Polymorphism in Rebol and Oz
Rebol and Oz are both languages in which it is the value that has the datatype, not the declared variable.
One Rebol motto is this:
words bind to values; the values have datatypes
Substitute ‘variable’ for ‘word’ and you have Oz
If a variable becomes bound – it is associated with a value – it can be handled as if it had the datatype of its value. Runtime determination of types is nothing new in Smalltalk or JavaScript, but this is different. In Rebol the variable, called a ‘word’, changes its type: it goes from being a set-word! which could be set to a value to being a word! with a value. In Oz this is a characteristic of a Prolog variable: free or bound (typed variables are found in at least two efficient Prolog implementations.) But Rebol also makes an interesting contrast with Strongtalk, which is like Smalltalk/Self but with optional types.
In Rebol it is possible to indicate which types a function may expect.
Take a function which acts like a ’set-multiple-values’ procedure
mult-val-proc: func ["demo returning values with datatypes" param1 [string! char! integer!]
/ret-int [integer!] /ret-char [char!] /ret-str [string!]] [
if ret-int [ return 42 ]
if ret-char [return param1 + #"*"]
if ret-str [return join param1 "*"]]
What this little piece of code is telling us it that it is a function which is declared to have one parameter and that one parameter could be a value of datatype string, integer or char.
The code introduced with ‘/’ are Rebol ‘refinements’.
If I call the function as
mult-val-proc/ret-int 21
then it is going to perform the code refinement and return 42.
Had I implemented the code as
if ret-int [ return param1 + 42 ]
then the call
mult-val-proc/ret-int #”*”
would return the character ‘J’
Had I implemented the code as
if ret-int [ return 42+ param1 ]
then the call
mult-val-proc/ret-int #”*”
would return integer 84
This permits tremendous flexibility that you might otherwise associate with Smalltalk and yet each of the refinements expects the correct type.
Problems arise if we pass a string when calling with /ret-int or /ret-char but we can pass either int or char into /ret-str. We can change the order of the join to
if ret-str [return join "*" param1]
and still we are ok.
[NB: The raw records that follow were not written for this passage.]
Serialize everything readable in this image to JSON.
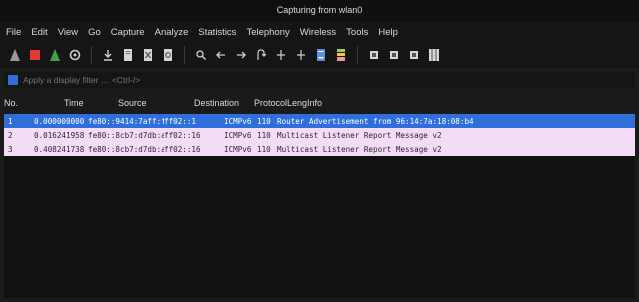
{
  "window": {
    "title": "Capturing from wlan0"
  },
  "menu": [
    "File",
    "Edit",
    "View",
    "Go",
    "Capture",
    "Analyze",
    "Statistics",
    "Telephony",
    "Wireless",
    "Tools",
    "Help"
  ],
  "filter": {
    "placeholder": "Apply a display filter … <Ctrl-/>"
  },
  "columns": [
    "No.",
    "Time",
    "Source",
    "Destination",
    "Protocol",
    "Length",
    "Info"
  ],
  "packets": [
    {
      "no": "1",
      "time": "0.000000000",
      "source": "fe80::9414:7aff:fe1…",
      "destination": "ff02::1",
      "protocol": "ICMPv6",
      "length": "110",
      "info": "Router Advertisement from 96:14:7a:18:08:b4"
    },
    {
      "no": "2",
      "time": "0.016241958",
      "source": "fe80::8cb7:d7db:a6b…",
      "destination": "ff02::16",
      "protocol": "ICMPv6",
      "length": "110",
      "info": "Multicast Listener Report Message v2"
    },
    {
      "no": "3",
      "time": "0.408241738",
      "source": "fe80::8cb7:d7db:a6b…",
      "destination": "ff02::16",
      "protocol": "ICMPv6",
      "length": "110",
      "info": "Multicast Listener Report Message v2"
    }
  ],
  "colors": {
    "selected_row": "#2f6fdb",
    "icmp_row": "#f4dbf7"
  },
  "toolbar_icons": [
    "shark-fin-start-icon",
    "stop-capture-icon",
    "restart-capture-icon",
    "capture-options-icon",
    "open-file-icon",
    "save-file-icon",
    "close-file-icon",
    "reload-icon",
    "find-packet-icon",
    "go-back-icon",
    "go-forward-icon",
    "go-to-packet-icon",
    "go-first-icon",
    "go-last-icon",
    "autoscroll-icon",
    "colorize-icon",
    "zoom-in-icon",
    "zoom-out-icon",
    "normal-size-icon",
    "resize-columns-icon"
  ]
}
But we are vulnerable to a runtime errors if we pass in values of datatypes which cannot be added or joined to a series.
Something similar could be achieved in a typical imperative language with a kind of ‘C’ syntax with ‘overloading’ polymorphism declared as follows:
int func mult-var-proc(string param);
char func mult-var-proc(string param);
string func mult-var-proc(string param);
int func mult-var-proc(char param);
…
Of course if the three different types were sub-types of a common abstract type or implemented a common interface, everything becomes simpler but the types become obscured.
In ordinary Smalltalk our function would just be a method of the class Object testing the runtime type of its parameter or could be polymorphic in String and Magnitude and in that case also rely on polymorphism of our binary selector ‘+’.
The great thing about the declaration
param1 [string! char! integer!]
is that we see at a glance what we accept as arguments. The declared refinements
/ret-int [integer!] /ret-char [char!] /ret-str [string!]
indicate what we expect to return (but we must take responsibility in our code that we do return what is stated in our contract.)
What I can tell you is that it is a pleasure to work in if you come from Smalltalk or from a typed Prolog. The closest thing to this is Strongtalk. It has been said that Rebol is Self-meets-Tcl, but I think that it is more like O-meets-Tcl (as in someOfOz).
More than one major commercial project is known to be in Rebol; perhaps fewer than in Curl but likely more than in Oz. For all its marvelous flexibility, Oz is considered an academic language for research.
One thing I find odd is that while an Oz record is even more flexible that a Javascript Object, Oz is never discussed as a prototype-based language. Oz could easily have been design to mimic Self. It is neither based in objects or in classes. It is a multi-paradigm langauge for concurrency through dataflows. Rebol with dataflows (Liquid Rebol) takes one step closer to Oz. If you are trying out Reblets as browser applets, take the time to try out Oza-lets.
But if Rebol seems a bit more than you need for a web app, there is always Curl and the Surge RTE. If you have Windows PC and an evening to spare, download Strongtalk and see what it is like to be in a reST-ful state: the environment is the outline. Or is it vice-versa?